Azzam ended up taking a job on the Arab Studies Center, which she mentioned gave her a chance to be taught rather more in regards to the Arab world, by her work and the massive Arab neighborhood in Washington. She preferred that there was a Palestinian neighborhood there and Arabs from everywhere in the Arab world.

“I plugged proper into it. I grew to become politically energetic early on — we’re speaking the ‘80s right here, standing exterior the White House in demonstrations in opposition to Israeli insurance policies,” mentioned Azzam, who protested the Israeli invasion of Lebanon in 1982.

Azzam labored with a company referred to as Palestine Aid Society, which marketed conventional Palestinian tatreez embroidery made by girls in Lebanon and the West Bank to an American viewers.

“That method, we have been capable of ship cash to those girls, a lot of whom had misplaced their husbands and had no different supply of revenue due to the warfare,” Azzam mentioned.

Now, she sees utilizing her poetry and Palestinian voice as a duty.

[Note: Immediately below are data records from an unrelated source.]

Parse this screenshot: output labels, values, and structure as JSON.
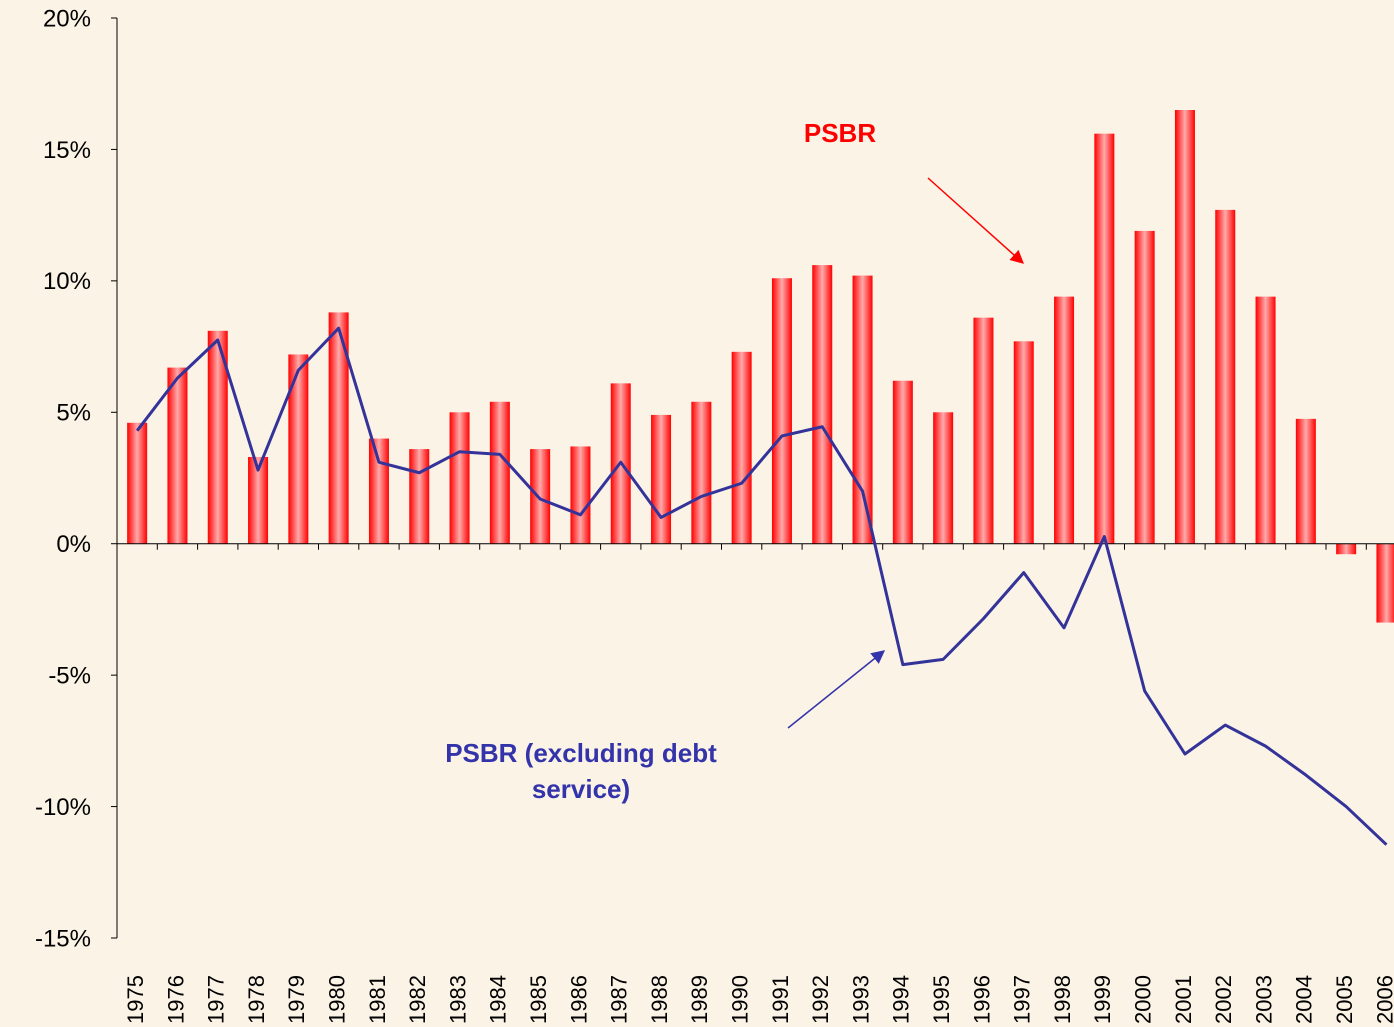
{
  "chart_data": {
    "type": "bar_line",
    "categories": [
      "1975",
      "1976",
      "1977",
      "1978",
      "1979",
      "1980",
      "1981",
      "1982",
      "1983",
      "1984",
      "1985",
      "1986",
      "1987",
      "1988",
      "1989",
      "1990",
      "1991",
      "1992",
      "1993",
      "1994",
      "1995",
      "1996",
      "1997",
      "1998",
      "1999",
      "2000",
      "2001",
      "2002",
      "2003",
      "2004",
      "2005",
      "2006"
    ],
    "series": [
      {
        "name": "PSBR",
        "type": "bar",
        "color": "#ff0000",
        "values": [
          4.6,
          6.7,
          8.1,
          3.3,
          7.2,
          8.8,
          4.0,
          3.6,
          5.0,
          5.4,
          3.6,
          3.7,
          6.1,
          4.9,
          5.4,
          7.3,
          10.1,
          10.6,
          10.2,
          6.2,
          5.0,
          8.6,
          7.7,
          9.4,
          15.6,
          11.9,
          16.5,
          12.7,
          9.4,
          4.75,
          -0.4,
          -3.0
        ]
      },
      {
        "name": "PSBR (excluding debt service)",
        "type": "line",
        "color": "#333399",
        "values": [
          4.3,
          6.3,
          7.75,
          2.8,
          6.6,
          8.2,
          3.1,
          2.7,
          3.5,
          3.4,
          1.7,
          1.1,
          3.1,
          1.0,
          1.8,
          2.3,
          4.1,
          4.45,
          2.0,
          -4.6,
          -4.4,
          -2.85,
          -1.1,
          -3.2,
          0.27,
          -5.6,
          -8.0,
          -6.9,
          -7.7,
          -8.8,
          -10.0,
          -11.45
        ]
      }
    ],
    "annotations": [
      {
        "lines": [
          "PSBR"
        ],
        "color": "#ff0000"
      },
      {
        "lines": [
          "PSBR (excluding debt",
          "service)"
        ],
        "color": "#3333aa"
      }
    ],
    "ylim": [
      -15,
      20
    ],
    "yticks": [
      {
        "value": -15,
        "label": "-15%"
      },
      {
        "value": -10,
        "label": "-10%"
      },
      {
        "value": -5,
        "label": "-5%"
      },
      {
        "value": 0,
        "label": "0%"
      },
      {
        "value": 5,
        "label": "5%"
      },
      {
        "value": 10,
        "label": "10%"
      },
      {
        "value": 15,
        "label": "15%"
      },
      {
        "value": 20,
        "label": "20%"
      }
    ],
    "grid": false
  }
}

“I don’t characterize all Palestinians or our values, however I’m a voice and I really feel a duty to make my voice heard in locations that will not in any other case hear a Palestinian,” Azzam mentioned.

“I hate the phrase humanizes. I actually hate it,” Azzam mentioned, however she acknowledges that her poetry provides individuals a perspective on Palestinians apart from what they see on the information. “Here’s a Palestinian who’s making an attempt to inform the world about what’s occurring.”

She’s additionally been energetic in Grassroots Alexandria, a neighborhood motion group, since 2017, engaged on native points like inexpensive housing and holding police out of faculties.

The group is presently calling for the Alexandria City Council to move a decision supporting a ceasefire in Gaza.

“In all these years in Alexandria, I knew only a few Arab Americans,” Azzam mentioned. “And then swiftly, this factor occurred with Gaza, and we now have 80 individuals working for Palestinian rights in Alexandria.”

In this troublesome time, Azzam feels embraced by her local people.

“We’re all working collectively hand in hand,” Azzam mentioned. “It’s actually so heartening to see that form of help.”

Mariah Jallad is a graduate journalism scholar on the Georgetown University School of Continuing Studies.